TravelCenters of America has increased its market share and is now using artificial intelligence to help them buy fuel. This is resulting in increased margins for the company, which has been growing. In the earnings report, chief executive officer Jonathan Pertchick said, “Our fuel team continued to navigate ongoing uncertain macroeconomic conditions, delivering not only an ample supply of fuel to the field but also a 24.9% increase in fuel gross margin versus the prior year.”

The company’s internal estimates also show an increase in the U.S. diesel market share in the past three years. According to the company, it has moved from being underperforming to being overperforming.

The Bad News About Rising Diesel Fuel Prices

On the conference call after the company’s earnings report, Perthick was asked about the company’s level of concern about diesel fuel shortages. He said that if there were to be a shortage of fuel in certain areas, it would “be rare and short-lived and… focus surgically (on certain key areas or specific areas)” That may be true. The simple truth is that demand is a different thing than supply. As early as February 2022, some small fleet operators were buckling under the weight of higher diesel prices. It is not unreasonable to expect that diesel prices will rise due to a decrease in supply.

Demand could also be affected by fleet operators passing on their higher fuel prices. So far, the consumer seems to be doing well. They may be able to get through the holiday season. It’s hard to say after that.

Can the Convenience Store Business Help TA Stock?

Of course, like Casey’s General Store (NASDAQ:CASY) and Murphy USA (NYSE:MUSA), TravelCenters of America does more than sell gas. It’s a convenience store. This makes it a popular choice for travelers. There is no consensus on what consumers will do at the time of writing.

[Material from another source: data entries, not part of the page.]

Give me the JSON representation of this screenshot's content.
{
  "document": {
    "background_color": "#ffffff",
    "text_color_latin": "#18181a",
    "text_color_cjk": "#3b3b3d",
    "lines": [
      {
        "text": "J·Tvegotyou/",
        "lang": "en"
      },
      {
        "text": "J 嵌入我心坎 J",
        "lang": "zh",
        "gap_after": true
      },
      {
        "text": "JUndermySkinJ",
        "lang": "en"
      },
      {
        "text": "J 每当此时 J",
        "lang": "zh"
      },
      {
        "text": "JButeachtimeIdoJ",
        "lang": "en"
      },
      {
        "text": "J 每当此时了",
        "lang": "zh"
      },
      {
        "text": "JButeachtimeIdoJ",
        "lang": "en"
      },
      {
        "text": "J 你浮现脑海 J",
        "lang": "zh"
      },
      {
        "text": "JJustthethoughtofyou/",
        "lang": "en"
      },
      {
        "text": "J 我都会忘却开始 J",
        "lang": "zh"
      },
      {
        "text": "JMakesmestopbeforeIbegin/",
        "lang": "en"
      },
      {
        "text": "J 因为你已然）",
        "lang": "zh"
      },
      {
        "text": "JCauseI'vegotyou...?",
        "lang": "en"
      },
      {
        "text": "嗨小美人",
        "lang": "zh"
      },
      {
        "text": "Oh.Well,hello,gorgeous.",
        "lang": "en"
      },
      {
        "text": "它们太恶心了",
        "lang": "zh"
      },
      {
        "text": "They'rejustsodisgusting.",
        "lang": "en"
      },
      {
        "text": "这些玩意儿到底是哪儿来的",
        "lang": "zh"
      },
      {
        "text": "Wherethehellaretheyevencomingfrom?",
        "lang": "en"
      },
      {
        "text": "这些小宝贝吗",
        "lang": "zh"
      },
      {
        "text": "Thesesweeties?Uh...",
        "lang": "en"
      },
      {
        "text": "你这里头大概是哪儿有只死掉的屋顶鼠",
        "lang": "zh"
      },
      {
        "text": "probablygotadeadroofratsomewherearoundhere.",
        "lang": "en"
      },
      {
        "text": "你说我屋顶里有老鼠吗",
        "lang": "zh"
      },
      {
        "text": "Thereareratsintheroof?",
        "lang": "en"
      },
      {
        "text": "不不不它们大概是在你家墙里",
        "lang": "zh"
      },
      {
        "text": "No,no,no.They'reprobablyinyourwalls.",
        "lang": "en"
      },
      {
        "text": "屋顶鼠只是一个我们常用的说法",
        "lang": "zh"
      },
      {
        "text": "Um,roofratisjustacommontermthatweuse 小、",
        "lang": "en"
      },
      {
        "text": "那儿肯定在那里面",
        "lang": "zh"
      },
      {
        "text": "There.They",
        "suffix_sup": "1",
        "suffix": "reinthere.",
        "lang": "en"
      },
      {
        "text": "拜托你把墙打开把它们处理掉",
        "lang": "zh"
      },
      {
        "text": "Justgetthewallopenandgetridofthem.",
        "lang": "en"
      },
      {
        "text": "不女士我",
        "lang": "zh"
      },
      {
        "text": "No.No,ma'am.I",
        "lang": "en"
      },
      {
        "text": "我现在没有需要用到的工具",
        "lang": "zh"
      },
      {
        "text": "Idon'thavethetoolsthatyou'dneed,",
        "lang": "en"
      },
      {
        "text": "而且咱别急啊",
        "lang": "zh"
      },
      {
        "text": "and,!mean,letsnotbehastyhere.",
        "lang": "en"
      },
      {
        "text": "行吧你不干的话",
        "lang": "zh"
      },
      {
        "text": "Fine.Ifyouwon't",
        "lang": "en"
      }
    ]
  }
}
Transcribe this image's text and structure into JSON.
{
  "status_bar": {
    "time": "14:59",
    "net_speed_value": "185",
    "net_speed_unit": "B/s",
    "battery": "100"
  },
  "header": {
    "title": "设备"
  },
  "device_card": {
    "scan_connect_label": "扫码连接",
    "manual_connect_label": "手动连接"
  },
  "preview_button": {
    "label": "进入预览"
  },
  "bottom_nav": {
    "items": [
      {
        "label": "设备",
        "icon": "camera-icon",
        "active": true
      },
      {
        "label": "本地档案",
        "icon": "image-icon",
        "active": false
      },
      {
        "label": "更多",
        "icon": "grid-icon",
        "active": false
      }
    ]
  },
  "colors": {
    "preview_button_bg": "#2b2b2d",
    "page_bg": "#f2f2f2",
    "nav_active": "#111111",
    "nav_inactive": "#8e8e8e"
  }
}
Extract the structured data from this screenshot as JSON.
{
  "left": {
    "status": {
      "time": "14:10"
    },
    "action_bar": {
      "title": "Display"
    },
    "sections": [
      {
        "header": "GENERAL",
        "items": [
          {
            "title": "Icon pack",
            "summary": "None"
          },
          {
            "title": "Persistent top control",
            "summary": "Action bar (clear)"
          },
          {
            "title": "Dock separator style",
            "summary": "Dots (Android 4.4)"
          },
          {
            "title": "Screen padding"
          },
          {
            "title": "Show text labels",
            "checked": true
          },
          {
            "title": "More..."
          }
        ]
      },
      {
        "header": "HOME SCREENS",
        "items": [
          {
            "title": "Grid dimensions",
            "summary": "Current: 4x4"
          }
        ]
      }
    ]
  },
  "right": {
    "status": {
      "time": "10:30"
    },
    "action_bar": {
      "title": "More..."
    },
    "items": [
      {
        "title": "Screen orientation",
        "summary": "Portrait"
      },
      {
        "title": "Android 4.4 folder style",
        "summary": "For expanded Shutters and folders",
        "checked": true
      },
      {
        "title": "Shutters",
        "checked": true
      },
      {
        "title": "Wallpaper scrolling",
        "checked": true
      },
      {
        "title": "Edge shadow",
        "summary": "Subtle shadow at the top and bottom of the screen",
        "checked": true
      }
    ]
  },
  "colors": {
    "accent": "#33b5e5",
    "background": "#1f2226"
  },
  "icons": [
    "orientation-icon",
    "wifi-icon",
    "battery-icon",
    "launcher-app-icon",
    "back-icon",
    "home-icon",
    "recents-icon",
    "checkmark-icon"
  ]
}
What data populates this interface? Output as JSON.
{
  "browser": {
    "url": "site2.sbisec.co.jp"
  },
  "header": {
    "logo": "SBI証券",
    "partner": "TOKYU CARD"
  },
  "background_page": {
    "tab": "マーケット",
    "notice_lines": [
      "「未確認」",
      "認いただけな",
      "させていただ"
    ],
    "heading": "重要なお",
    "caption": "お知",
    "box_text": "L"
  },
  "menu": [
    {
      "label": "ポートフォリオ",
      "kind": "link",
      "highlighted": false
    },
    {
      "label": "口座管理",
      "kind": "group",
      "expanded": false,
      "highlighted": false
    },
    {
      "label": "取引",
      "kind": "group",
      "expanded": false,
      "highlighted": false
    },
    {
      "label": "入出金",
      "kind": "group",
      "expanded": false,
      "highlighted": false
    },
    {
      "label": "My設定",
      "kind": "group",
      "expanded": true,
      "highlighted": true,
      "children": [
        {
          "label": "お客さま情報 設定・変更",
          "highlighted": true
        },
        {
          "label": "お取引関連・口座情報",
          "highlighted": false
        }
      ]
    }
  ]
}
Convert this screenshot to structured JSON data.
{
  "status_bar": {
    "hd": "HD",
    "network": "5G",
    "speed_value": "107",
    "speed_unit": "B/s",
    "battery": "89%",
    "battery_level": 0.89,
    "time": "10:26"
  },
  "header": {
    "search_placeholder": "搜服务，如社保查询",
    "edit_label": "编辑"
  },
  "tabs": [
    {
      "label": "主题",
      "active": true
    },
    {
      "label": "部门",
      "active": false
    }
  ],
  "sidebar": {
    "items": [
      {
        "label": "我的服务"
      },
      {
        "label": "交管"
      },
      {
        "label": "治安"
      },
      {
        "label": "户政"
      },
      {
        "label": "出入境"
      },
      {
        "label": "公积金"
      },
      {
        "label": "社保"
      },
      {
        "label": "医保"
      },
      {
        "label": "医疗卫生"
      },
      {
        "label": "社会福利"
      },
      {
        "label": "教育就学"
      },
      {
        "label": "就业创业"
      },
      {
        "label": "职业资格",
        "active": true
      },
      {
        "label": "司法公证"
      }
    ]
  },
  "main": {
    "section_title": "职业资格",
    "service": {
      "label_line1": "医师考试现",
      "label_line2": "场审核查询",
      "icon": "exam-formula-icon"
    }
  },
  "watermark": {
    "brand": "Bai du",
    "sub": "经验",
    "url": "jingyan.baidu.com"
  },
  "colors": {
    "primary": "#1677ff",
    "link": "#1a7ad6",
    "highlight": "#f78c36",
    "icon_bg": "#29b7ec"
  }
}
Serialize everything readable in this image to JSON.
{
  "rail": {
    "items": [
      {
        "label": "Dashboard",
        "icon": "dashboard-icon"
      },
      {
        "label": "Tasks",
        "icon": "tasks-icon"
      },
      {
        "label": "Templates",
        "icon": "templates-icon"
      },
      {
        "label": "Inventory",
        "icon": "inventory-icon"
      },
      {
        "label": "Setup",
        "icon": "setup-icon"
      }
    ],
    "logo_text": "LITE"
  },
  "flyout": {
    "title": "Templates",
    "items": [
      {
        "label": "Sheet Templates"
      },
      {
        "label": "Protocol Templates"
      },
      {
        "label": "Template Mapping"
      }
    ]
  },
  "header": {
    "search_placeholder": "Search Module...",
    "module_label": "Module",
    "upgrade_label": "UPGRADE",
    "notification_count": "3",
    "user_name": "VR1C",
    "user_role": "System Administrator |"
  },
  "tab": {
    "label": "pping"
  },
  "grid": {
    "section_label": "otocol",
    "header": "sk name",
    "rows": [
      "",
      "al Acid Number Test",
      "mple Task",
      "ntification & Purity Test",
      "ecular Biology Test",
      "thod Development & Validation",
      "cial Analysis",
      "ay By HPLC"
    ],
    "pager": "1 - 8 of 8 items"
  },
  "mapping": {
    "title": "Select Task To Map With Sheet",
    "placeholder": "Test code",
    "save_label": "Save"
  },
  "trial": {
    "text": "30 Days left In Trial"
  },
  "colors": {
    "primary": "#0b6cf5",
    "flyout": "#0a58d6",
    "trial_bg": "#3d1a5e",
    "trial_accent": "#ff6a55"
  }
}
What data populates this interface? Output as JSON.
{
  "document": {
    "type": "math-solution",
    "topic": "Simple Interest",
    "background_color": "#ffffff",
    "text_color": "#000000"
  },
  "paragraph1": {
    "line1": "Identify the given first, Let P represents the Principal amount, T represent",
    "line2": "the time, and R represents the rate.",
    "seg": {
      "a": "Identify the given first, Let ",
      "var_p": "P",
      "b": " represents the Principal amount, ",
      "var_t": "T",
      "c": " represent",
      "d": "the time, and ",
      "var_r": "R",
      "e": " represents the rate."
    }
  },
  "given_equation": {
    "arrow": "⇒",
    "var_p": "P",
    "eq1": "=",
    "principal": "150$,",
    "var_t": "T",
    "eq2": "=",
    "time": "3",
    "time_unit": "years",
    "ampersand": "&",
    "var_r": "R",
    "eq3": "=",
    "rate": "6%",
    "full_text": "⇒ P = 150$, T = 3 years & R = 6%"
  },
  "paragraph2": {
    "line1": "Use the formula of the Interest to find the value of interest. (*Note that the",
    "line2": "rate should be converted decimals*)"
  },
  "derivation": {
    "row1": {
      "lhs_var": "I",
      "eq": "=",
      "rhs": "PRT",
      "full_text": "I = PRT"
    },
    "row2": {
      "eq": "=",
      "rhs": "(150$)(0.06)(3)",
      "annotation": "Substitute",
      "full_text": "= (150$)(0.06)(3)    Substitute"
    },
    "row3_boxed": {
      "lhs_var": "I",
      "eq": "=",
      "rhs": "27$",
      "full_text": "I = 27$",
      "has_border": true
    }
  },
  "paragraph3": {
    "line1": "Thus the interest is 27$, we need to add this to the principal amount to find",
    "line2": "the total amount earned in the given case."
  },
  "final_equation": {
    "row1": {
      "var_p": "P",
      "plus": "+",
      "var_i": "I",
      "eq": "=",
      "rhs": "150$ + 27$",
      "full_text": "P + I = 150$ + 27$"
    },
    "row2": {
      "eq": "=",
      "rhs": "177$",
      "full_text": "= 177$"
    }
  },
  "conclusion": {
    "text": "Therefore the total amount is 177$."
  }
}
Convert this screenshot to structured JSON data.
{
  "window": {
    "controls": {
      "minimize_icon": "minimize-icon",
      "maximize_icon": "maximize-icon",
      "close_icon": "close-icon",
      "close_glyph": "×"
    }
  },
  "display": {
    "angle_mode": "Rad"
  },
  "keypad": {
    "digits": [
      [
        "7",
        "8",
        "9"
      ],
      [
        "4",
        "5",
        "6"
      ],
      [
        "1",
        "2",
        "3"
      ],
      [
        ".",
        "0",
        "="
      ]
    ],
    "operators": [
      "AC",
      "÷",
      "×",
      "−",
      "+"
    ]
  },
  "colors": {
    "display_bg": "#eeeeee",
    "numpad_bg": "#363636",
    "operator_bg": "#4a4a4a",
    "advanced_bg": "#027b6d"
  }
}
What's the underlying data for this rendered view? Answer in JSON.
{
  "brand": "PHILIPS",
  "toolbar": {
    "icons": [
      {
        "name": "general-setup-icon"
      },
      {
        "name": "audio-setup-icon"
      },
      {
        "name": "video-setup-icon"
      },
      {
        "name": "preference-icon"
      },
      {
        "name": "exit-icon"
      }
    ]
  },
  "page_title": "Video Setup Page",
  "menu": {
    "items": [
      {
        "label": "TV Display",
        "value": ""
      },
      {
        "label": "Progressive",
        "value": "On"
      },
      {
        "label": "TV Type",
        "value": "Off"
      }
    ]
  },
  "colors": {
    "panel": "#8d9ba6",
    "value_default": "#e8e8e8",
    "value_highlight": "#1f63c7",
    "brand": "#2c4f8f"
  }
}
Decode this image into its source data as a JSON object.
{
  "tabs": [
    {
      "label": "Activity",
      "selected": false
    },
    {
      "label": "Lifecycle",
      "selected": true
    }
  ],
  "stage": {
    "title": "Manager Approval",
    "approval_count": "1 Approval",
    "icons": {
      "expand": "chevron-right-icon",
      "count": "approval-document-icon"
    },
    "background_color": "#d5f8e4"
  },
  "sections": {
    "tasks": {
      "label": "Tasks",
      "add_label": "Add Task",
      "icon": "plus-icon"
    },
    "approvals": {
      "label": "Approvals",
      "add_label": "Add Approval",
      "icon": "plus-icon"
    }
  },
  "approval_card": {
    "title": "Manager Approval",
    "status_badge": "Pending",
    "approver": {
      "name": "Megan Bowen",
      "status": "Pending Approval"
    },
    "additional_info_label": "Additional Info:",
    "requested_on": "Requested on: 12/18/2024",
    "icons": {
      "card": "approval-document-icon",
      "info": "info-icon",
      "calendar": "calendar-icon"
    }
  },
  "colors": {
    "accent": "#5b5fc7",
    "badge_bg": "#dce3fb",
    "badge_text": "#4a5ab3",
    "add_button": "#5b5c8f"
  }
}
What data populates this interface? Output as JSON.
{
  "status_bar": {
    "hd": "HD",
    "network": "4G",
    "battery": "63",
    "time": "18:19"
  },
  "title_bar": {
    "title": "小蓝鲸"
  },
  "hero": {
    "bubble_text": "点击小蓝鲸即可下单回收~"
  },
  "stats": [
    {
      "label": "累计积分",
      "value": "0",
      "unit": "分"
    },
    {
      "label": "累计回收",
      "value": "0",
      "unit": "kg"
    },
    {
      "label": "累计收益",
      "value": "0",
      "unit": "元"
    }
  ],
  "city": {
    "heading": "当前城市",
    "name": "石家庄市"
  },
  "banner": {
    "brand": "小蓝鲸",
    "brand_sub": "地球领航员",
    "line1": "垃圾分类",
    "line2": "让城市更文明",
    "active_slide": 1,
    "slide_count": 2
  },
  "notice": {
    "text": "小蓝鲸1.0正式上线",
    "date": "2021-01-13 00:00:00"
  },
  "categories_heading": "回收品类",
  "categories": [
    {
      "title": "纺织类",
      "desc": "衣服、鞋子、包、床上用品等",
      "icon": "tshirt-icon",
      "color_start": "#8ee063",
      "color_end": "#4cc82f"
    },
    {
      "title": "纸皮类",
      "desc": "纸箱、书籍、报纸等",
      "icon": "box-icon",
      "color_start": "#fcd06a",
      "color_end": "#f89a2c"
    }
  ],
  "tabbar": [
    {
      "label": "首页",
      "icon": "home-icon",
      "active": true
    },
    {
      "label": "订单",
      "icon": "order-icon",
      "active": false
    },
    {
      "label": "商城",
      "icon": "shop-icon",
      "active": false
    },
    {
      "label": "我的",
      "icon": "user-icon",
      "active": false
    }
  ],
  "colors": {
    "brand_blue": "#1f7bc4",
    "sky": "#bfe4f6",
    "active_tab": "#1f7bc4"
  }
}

However, since travel and entertainment stocks continue to do well, it’s fair to speculate that there is still pent-up demand for travel. This could be a benefit for Travel America. However, the margins for the goods sold in convenience stores are much lower than those of Travel America.

Is TA Stock a Buy?

The post-earnings sell-off has pushed the stock below its 50-day simple moving average (SMA). However, the stock price is still comfortably above the 200-day SMA and it is looking technically oversold. The price-to-earnings ratio, which is currently at 6.3x, adds to the bullishness.

Does this mean that you should buy TA stock, or not? The consensus of analysts surveyed by MarketBeat give the stock a moderate buy rating with a 62. 80 price target. That’s a 27% upside from its current price. The stock is now negative for the year due to the recent sell-off. And with the Federal Reserve just raising interest rates by another 75 basis points, there may be a further drop to come. Until there is more clarity about the broader economy, TA stock is a hold.